Exploration of the effect of Celastrol on protein targets in nasopharyngeal carcinoma: Network pharmacology, molecular docking and experimental evaluations

Abstract

Background: Celastrol, an important extract of Tripterygium wilfordii, shows strong antitumor activity in a variety of tumors including nasopharyngeal carcinoma (NPC). However, little is known about its targets in NPC. We aimed to screen the key gene targets of Celastrol in the treatment of NPC by means of in silico analyses (including network pharmacology and molecular docking) and experimental evaluations. Methods: The main target genes of Celastrol and the genes related to NPC were obtained by retrieving the relevant biological databases, and the common targets were screened. Protein-protein interaction analysis was used to screen the hub genes. Then, a "compound-target-disease" network model was created and molecular docking was used to predict the binding of Celastrol to the candidate hub proteins. Afterward, the expression changes of the candidate genes under the administration of Celastrol were verified in vitro and in vivo. Results: Sixty genes common to Celastrol and NPC were screened out, which may be related to numerous biological processes such as cell proliferation, apoptosis, and tube development, and enriched in various pathways such as PI3K- Akt, EGFR tyrosine kinase inhibitor resistance, and Apoptosis. The tight binding ability of the candidate hub proteins (TNF, VEGFA, and IL6) to Celastrol was predicted by molecular docking [Docking energy: TNF, -6.08; VEGFA,-6.76; IL6,-6.91(kcal/mol)]. In vitro experiments showed that the expression of TNF and VEGFA decreased while the expression of IL6 increased in NPC cells (CNE2 and HONE1) treated with Celastrol. In vivo experiments suggested that Celastrol significantly reduced the weight and volume of the transplanted tumors in tumor-bearing mice in vivo. The expression of TNF, VEGFA, and IL6 in the transplanted tumor cells could be regulated by using Celastrol, and the expression trends were consistent with the in vitro model. Conclusion: Several gene targets have been filtered out as the core targets of Celastrol in the treatment of NPC, which might be involved in a variety of signaling pathways. Hence, Celastrol may exert its anti-NPC activity through multiple targets and multiple pathways, which will provide new clues for further research. Future experiments are warranted to validate the findings.
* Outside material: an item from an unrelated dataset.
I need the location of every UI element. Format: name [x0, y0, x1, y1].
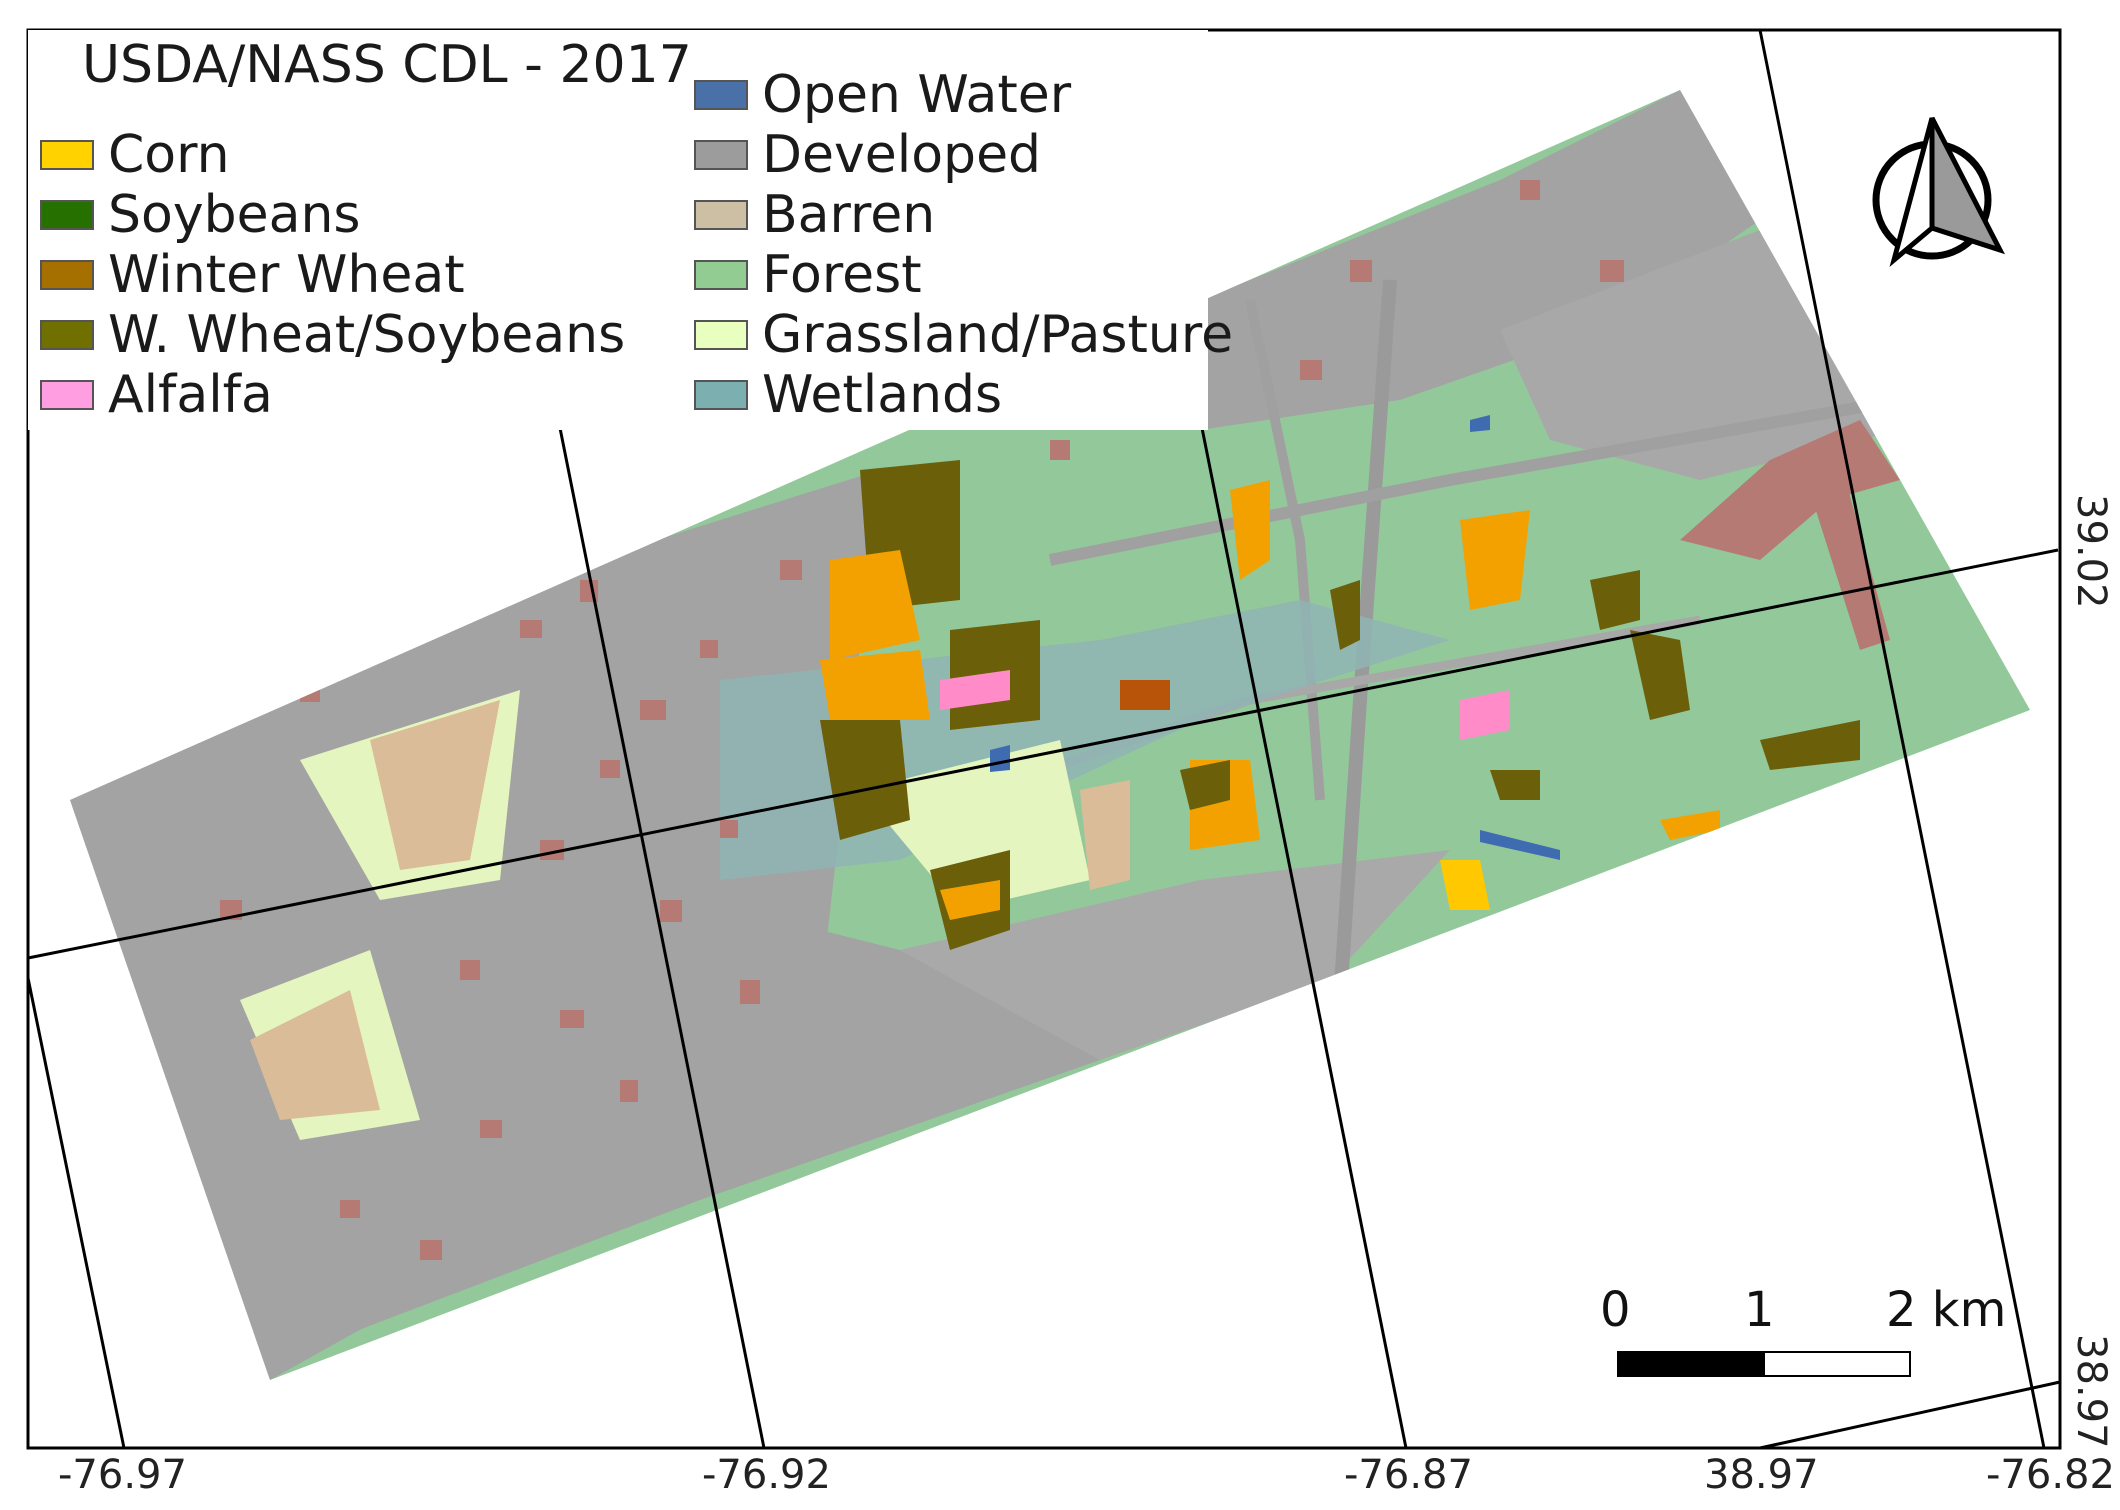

Keywords: Celastrol; drug targets; nasopharyngeal carcinoma; network pharmacolgy; traditional Chinese medicine.

FIGURE 1

The flowchart of this study. The target genes of Celastrol were firstly obtained by screening the TCMSP, BATMAN-TCM, and Swisstarget databases; then NPC-related genes were obtained by the Genecards database; the two gene sets were intersected to obtain 60 genes. These genes were then subjected to functional enrichment analysis and PPI network construction to filter the hub genes, and the candidate hub genes were then subjected to molecular docking and experimental validation.

FIGURE 2

(A) The 3D structure of Celastrol. (B) Venn analysis showed that the intersection involved the genes shared by NPC and Celastrol. There were 138 targets of Celastrol and 2150 NPC-related genes. The intersection included 60 genes common to both NPC and Celastrol. (C) The PPI network of the common genes constructed in the STRING. (D) The PPI network of the top 30 genes created by Cytoscape (sorted by the “degree” values). The node represents the genes/proteins and the edges stand for the relationships.

FIGURE 3

(A) GO analysis of the genes common to Celastrol and NPC. (B) KEGG pathway enrichment analysis. (C) The Compound-Target-Disease network. (D) Molecular docking between Celastrol and the top three hub genes (TNF, VEGFA, and IL6). The red arrows indicated the locations of Celastrol. The ribbons represented the 3D structures of the proteins.

FIGURE 4

(A) The cell viability of the cells in the Celastrol-treated group was significantly lower than that of the cells in the control group. (B,C) The mRNA and protein expression levels of the candidate hub genes (TNF, VEGFA, and IL6) assessed by qRT-PCR (C) and western blot (B), respectively, in CNE2 and HONE1 cells. (D) The excised transplanted tumors in two groups of mouse models. (E) The volumes of the transplanted tumors in the mice treated with or without Celastrol. (F) The weights of the tumors in the two groups. (G) The weight of the mice in the two groups. (H) The mRNA expression levels of the candidate hub genes (TNF, VEGFA, and IL6) in the transplanted tumors assessed by qRT-PCR.The t-test was used to compare between the two groups. (n = 3,*p < 0.05). The error bars represented the standard deviations.